D’ailleurs, quand Ekla lui propose d’être son ami,  Jean de la Lune ne le comprend pas : « Un ami, qu’est-ce que c’est ? » dit-il. Le handicap des autistes leur rend les règles de la vie sociale incompréhensibles : ils ne saisissent pas les codes sociaux qui régissent les comportements. Jean de la Lune a toutes les peines à comprendre celui que lui propose Ekla. Il n’est pas le petit prince de Saint Exupéry : il n’a pas une planète à lui, et ne sais pas ce qu’est un ami. Il n’est propriétaire ni d’un espace personnel, ni d’un langage commun. Il n’est propriétaire de rien, et même pas de son corps qui suit les mouvements de la lune. D’ailleurs, la façon dont il est finalement exhibé à la foule dans une cage n’est pas sans évoquer le sort fait à certains malades mentaux montrés dans des baraques foraines pendant bien longtemps.
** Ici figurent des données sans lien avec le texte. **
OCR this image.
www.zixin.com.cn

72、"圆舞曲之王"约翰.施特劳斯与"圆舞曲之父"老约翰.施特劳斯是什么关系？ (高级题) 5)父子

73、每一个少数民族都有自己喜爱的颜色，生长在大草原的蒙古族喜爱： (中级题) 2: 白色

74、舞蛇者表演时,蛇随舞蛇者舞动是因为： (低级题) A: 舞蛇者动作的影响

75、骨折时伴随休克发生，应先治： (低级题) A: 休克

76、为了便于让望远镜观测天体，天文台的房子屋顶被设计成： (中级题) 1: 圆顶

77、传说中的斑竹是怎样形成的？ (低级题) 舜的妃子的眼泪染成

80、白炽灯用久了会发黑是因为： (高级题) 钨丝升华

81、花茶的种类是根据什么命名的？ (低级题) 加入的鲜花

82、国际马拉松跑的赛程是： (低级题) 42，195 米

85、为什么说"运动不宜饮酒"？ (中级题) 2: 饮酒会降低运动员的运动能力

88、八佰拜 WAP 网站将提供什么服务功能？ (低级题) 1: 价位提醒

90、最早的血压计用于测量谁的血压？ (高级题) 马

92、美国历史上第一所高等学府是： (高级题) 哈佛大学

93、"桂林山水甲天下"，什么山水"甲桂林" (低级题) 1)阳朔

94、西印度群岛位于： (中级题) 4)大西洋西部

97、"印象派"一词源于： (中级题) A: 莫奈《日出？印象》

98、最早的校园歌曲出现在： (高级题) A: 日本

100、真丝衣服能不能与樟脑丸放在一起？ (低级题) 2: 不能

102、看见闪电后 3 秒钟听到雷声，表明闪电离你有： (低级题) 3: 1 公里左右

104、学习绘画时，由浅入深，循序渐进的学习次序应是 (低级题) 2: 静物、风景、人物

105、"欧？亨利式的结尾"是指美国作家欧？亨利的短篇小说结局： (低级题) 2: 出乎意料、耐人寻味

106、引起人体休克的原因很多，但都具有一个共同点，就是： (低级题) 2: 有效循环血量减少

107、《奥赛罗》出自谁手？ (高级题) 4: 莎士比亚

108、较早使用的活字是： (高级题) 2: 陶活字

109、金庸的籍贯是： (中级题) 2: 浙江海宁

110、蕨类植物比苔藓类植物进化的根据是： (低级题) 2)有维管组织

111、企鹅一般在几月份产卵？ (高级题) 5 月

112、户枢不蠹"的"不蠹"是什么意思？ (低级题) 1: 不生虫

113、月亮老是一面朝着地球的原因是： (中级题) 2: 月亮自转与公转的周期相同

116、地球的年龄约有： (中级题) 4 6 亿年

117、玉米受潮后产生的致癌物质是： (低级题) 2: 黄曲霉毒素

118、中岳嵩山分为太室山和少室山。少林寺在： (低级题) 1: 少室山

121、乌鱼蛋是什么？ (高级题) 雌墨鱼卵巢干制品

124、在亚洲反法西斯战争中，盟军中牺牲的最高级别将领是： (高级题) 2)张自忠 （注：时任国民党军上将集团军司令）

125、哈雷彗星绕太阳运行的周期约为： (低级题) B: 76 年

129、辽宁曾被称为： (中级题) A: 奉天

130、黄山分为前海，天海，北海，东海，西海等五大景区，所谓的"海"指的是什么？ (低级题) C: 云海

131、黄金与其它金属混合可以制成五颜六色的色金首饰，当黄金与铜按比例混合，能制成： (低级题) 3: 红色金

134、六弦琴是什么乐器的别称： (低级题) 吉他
Bien sûr, Jean de la lune n’est pas une figure réaliste de l’autisme. Son paysage intérieur semble bien trop apaisé par rapport à celui de l’autisme tel que nous le connaissons aujourd’hui. Il n’y est nullement question des confusions sensorielles qui rendent certains bruits courants terrifiants, ou transforment des matières douces et caressantes en substances rêches et agressives. Rien sur la façon dont leur handicap les fait vivre en état d’insécurité permanente, et les oblige à apprendre par cœur comment il faut se comporter dans chaque circonstance donnée. Et rien non plus sur  la quête d’une sensation répétitive qui apaise le maelström intérieur des sensations : fixer un jouet qui tourne, se mordre… Mais quand Jean de la lune pense à trouver un refuge, ce n’est pas à sa famille qu’il pense, mais à sa petite sphère bien close, à l’abri des rencontres et des menaces, « sa » lune.

 

Finalement, la plus grande force du film de Tomi Ungerer tient à son pouvoir de faire en sorte que nous nous identifions à Jean de la lune. Ce sont ses étonnements, ses émotions et ses volontés que le spectateur partage. D’autant plus que les alternatives présentes dans le film n’ont rien de séduisant : le Président de la Terre pris dans sa paranoïa et dans sa boulimie de pouvoir ; son épouse qui le pousse à disparaître dans l’espace pour prendre aussitôt sa place ; et le vieil Ekla, isolé dans un monde d’objet qui lui laisse peu de curiosité pour les humains. Est-ce un hasard si ce film sort aujourd’hui, à un moment où il n’a jamais été autant question des autistes ? Sans nous en parler directement, Tomi Ungerer nous invite subtilement à penser que quelles que soient les différences qui nous en séparent, celles-ci sont finalement beaucoup moins importantes que les similitudes qui nous en rapprochent.

 

 

Bibliographie

Lemay M., L’autisme aujourd’hui, Paris, Odile Jacob, 2004.

 

Schovanec J., Je suis à l’Est ! Savant et autiste, Paris, Plon, 2012.

 

[1] Jean de la lune (Moon Man), de Stephan Schesch, dessin animé d’après l’ouvrage éponyme de Tomi Ungerer, 19 décembre 2012.

[2] Réalisé par Barry Levinson, sorti en 1988 aux Etats-Unis

[3] Réalisé par Ron Howard

[4] En particulier celles de Josef Schovanec.